Le rapport a été présenté mercredi lors de la 15e Conférence mondiale sur les sols à Abidjan, la capitale de la Côte d’Ivoire, en Afrique de l’Ouest. « Les terres s’assèchent, les sols fertiles se transforment en poussière », a mis en garde Ibrahim Thiaw, secrétaire de la Convention internationale pour la protection des sols (UNCCD). Selon lui, la sécheresse est l’une des plus grandes menaces pour le développement durable.
Alors que le manque d’eau, la perte de terres fertiles et la sécheresse persistante ont jusqu’à présent surtout touché les pays sous-développés, d’autres régions sont désormais également de plus en plus affectées par la sécheresse. Les Nations Unies qualifient la sécheresse croissante en Europe de « signal d’alarme pour les Européens ».
Les Pays-Bas vivent actuellement l’un des printemps les plus secs jamais enregistrés, selon les chiffres du KNMI. Les deux prochaines semaines resteront chaudes, ce qui aura de grandes conséquences pour l’agriculture et la nature. Diverses mesures sont déjà prises ici et là.

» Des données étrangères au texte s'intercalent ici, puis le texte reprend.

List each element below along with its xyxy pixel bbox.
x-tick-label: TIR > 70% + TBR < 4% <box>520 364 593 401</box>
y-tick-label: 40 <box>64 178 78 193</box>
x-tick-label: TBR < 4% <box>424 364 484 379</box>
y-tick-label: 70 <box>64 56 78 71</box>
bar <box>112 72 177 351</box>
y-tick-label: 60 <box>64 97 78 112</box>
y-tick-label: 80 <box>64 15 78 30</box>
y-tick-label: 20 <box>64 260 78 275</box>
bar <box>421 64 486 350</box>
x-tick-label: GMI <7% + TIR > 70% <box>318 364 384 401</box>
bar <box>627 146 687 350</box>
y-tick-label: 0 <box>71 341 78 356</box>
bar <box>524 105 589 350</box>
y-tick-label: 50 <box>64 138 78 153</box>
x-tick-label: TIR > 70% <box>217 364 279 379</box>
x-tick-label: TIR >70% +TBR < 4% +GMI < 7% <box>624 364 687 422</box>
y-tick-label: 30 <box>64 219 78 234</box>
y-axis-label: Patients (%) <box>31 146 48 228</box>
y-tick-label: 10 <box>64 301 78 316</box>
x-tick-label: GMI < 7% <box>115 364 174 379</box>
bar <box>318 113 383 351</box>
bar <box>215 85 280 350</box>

Par exemple, en Brabant, il est interdit de pomper de l'eau dans les fossés et ruisseaux, et le lac Veluwemeer reçoit de l’eau supplémentaire du Markermeer pour empêcher la baisse excessive du niveau de l’eau.
Selon l’ONU, environ 160 millions d’enfants sont exposés cette année à une sécheresse grave et persistante, et plus de 2,3 milliards de personnes dans le monde ont un accès insuffisant à l’eau. On estime qu’environ un enfant sur quatre dans le monde pourrait être confronté à des pénuries d’eau d’ici vingt ans.